At close, Toronto’s S&P/TSX composite was ahead by 70.95 points or 0.86% to 8293.94, while the TSX Venture Exchange added 7.38 points or 0.49% at 1500.50.

The Dow industrial average was off 42.33 points or 0.49% to 10040.82. The Nasdaq fell 11.48 points or 0.63% at 1819.89, while the S&P 500 lost 3.94 points or 0.36% to 1091.23.

The Canadian dollar was up 0.41¢ in late trading, to US77.04¢.

On Bay Street, the TSX gold sub-index jumped 4.31% as investors jumped into Kinross Gold (up 4.99% on the day), Barrick Gold (3.63%) and Placer Dome (3.8%) among others. Trading was heavy in those issues.

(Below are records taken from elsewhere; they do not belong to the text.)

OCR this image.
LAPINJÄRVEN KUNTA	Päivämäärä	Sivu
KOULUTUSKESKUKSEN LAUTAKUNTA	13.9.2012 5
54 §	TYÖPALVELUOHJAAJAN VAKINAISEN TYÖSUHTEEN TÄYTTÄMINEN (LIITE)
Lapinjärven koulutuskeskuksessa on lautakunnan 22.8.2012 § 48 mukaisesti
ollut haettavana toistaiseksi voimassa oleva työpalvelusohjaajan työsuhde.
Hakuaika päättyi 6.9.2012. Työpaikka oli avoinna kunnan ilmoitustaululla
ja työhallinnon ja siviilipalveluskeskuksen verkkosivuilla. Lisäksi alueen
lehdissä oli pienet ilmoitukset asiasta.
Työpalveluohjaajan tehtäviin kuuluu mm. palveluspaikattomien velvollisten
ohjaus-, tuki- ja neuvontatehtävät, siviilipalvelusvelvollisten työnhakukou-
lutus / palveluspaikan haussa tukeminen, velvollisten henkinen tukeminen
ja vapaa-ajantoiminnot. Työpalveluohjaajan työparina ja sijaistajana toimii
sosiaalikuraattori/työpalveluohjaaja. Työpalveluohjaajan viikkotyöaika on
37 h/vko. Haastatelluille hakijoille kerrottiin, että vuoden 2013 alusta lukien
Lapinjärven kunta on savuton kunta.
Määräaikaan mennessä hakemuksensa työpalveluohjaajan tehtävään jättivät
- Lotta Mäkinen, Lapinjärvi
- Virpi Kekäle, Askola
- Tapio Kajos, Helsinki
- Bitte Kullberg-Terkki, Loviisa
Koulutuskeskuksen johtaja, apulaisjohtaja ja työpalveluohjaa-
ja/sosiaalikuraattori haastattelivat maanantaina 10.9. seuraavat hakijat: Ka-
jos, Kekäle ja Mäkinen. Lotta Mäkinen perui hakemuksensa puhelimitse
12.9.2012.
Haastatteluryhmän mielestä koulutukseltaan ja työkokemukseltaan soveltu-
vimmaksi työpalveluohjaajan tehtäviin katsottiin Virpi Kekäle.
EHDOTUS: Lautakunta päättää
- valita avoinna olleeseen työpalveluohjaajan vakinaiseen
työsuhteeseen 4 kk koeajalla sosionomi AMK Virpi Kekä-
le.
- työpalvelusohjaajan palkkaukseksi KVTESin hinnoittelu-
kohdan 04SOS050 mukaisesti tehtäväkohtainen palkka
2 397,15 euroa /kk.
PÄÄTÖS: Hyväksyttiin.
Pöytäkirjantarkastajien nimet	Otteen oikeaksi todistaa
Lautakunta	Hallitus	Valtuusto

Toronto also got a lift from tech shares, up 0.62% as a whole, and in particular Nortel Networks, which jumped 4.09% on volume of more than 37 million shares. The increase came after the company said it will slash its workforce by 3,500 jobs, or 10%, and has fired seven more finance employees “for cause.” Nortel also said “estimated limited preliminary unaudited” earnings per share in the first half of 2004 were zero to US2¢ a share.

Energy shares were also up (1.24%) as world oil prices continued to rise, while financials rose 0.45%. Only three sub-sectors were down on the day.

Along with Nortel, Bombardier was one of the most actively traded on the TSX; its shares jumped almost 5% on volume of more than 14 million shares. Bombardier stock hit a 10-year low on Wednesday.

In New York, the spike in oil prices raised fears that the psychologically important US$50 a barrel mark could be breached. On Thursday, light sweet crude oil for September delivery traded up 83¢ at US$48.10 per barrel in New York amid a decline in U.S. oil and gasoline inventories and continued uncertainty over supply from Iraq.

Shares of Google took off, gaining 18% at US$100.34 on the Nasdaq as it began trading after the Internet company’s initial public offering. The offering, smaller than originally planned, raised US$1.67 billion.